Azure Resource Manager (ARM) templates

ARM templates [5] are conceptually interchangeable with AWS Cloud Formation templates; templates defined in JSON to describe cloud resources.

Pros

  • Supported for practically all resources on Azure

  • Relatively simple to use for the basic use-cases

Cons

  • No state and therefore

  • Not idempotent

  • Entirely foreign to many within the operations community.

  • Would require an external source of template parameters in order to function.

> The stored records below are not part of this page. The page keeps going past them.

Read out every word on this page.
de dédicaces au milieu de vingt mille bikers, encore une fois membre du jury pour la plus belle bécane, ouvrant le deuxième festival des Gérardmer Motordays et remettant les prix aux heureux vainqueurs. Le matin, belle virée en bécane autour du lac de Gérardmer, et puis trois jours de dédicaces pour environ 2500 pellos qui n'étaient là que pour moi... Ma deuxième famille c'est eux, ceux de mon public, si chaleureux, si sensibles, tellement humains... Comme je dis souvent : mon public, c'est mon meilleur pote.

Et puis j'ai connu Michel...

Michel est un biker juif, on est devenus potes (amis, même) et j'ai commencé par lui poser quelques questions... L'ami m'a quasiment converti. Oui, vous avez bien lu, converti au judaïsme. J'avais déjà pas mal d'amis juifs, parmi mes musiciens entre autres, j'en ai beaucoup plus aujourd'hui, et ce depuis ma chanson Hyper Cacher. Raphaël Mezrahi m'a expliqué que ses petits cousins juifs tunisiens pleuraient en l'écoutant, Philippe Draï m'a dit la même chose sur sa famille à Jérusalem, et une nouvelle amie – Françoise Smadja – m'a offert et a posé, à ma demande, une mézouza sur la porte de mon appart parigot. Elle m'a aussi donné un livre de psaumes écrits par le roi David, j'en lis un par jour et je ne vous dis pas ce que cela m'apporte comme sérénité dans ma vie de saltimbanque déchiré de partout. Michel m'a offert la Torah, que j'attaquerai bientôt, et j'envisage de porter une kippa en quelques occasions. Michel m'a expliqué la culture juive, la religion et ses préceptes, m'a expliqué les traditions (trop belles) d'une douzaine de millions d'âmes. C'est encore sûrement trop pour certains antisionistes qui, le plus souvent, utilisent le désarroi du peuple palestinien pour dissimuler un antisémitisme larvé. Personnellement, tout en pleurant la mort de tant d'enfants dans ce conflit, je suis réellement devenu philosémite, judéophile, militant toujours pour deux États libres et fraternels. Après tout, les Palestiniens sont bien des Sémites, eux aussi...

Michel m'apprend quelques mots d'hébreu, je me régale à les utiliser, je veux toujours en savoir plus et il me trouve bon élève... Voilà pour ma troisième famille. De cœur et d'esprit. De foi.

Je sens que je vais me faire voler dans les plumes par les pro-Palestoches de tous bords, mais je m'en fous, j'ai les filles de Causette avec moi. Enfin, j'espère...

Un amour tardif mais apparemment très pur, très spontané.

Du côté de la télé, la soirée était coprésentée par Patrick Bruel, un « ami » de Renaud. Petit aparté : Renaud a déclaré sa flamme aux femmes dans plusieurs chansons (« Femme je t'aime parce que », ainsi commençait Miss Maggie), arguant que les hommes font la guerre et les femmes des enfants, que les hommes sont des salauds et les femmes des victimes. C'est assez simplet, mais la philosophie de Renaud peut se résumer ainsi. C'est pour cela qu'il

In essence, ARM allows template parameters but use of parameterized templates would mean Jenkins project infrastructure automation would require these to be defined externally to the ARM template to model multiple (local-dev vs. production) environments

Puppet-defined resources

Pros

  • Jenkins infrastructure already has large amounts of Puppet code implemented, and a well-defined workflow for modifying, testing, and deploying Puppet code.

  • Puppets graph approach supports idempotency

Cons

  • Puppet must have an "execution context" which for most Puppet catalogues means a node (machine) which the catalogue is being executed against. In order to provision Azure resources a "deployment" node would need to exist whose sole job would be to provision Azure resources from Puppet. Basically, one cannot run Puppet on "Azure" to provision an Azure Load Balancer (for example).

  • The puppetlabs-azure module is not a very common approach which means the tooling will lag behind "native" (i.e. supported by Microsoft) toolchains such as ARM templates [5].

Terraform

👍

Terraform is a reasonably popular and well understood tool, which enjoys contributions from Microsoft for its Azure support.

Pros

  • Stateful and therefore

  • Supports idempotent operations

  • Widely used in the "modern operations" community, while the specific resources might not be familiar to newcomers, the tool itself would be.

  • Variable substitution and separation of state files allows development clusters to be created entirely separate from production while still resembling production infrastructure.

Cons

  • "Yet another DSL" to learn in order to effectively contribute to the Jenkins project infrastructure

  • Doesnt support all resources defined by Azure, which might dictate the use of the azurerm_template_deployment resource in Terraform, and still needing to write ARM templates [5].

Costs

There are no additional financial costs associated with using Terraform. There is a learning curve associated with Terraform but its safe to assume that theres a learning curve with all things Azure for the infrastructure contributors at this point in time.

Reference implementation

This plan is a reference implementation of the only Azure resources provisioned to date.